Spring 2022
Units: 3-0-9
When: MW 2:30PM - 4:00PM
Where: 37-212
Instructors: Tim Kraska (kraska AT csail.mit.edu)
Samuel R. Madden (madden AT csail.mit.edu)
TAs: Markos Markakis (markakis AT mit.edu)
Amadou Ngom (ngom AT mit.edu)
Office hours :Monday 4:00PM - 5:00PM - 37-212 - Markos
Tuesday 6:30PM - 7:30PM - Online (link on Piazza) - Markos
Friday 11:00AM - 12:00PM - 24-323 - Amadou
Saturday 11:00AM - 12:00PM - Online (link on Piazza) - Amadou
Please post questions/comments/concerns to Piazza.
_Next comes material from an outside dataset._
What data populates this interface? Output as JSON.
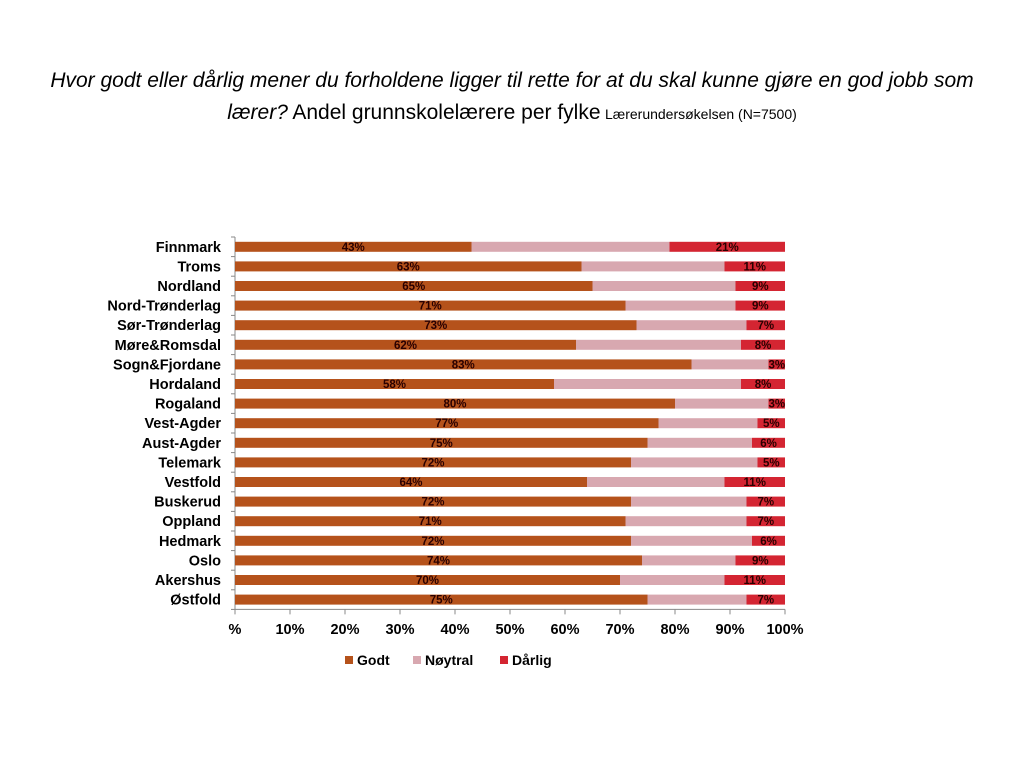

This class will survey techniques and systems for ingesting, efficiently processing, analyzing, and visualizing large data sets. Topics will include data cleaning, data integration, scalable systems (relational databases, NoSQL, Spark, etc.), analytics (data cubes, scalable statistics and machine learning), fundamental statistics and machine learning and scalable visualization of large data sets. The goal of the class is to gain working experience along with in-depth discussions of the topics covered. Students should have a background in programming and algorithms. There will be a semester-long project and paper, and hands-on labs designed to give experience with state of the are data processing tools.

Classes consist of lectures and readings related to course topics. Grades in 6.S079 are assigned based on a semester long project, 6 labs of varying length and 2 quizzes. For more information about the schedule and assignments, use the links at the top of the page.

Last change: 1/27/2022.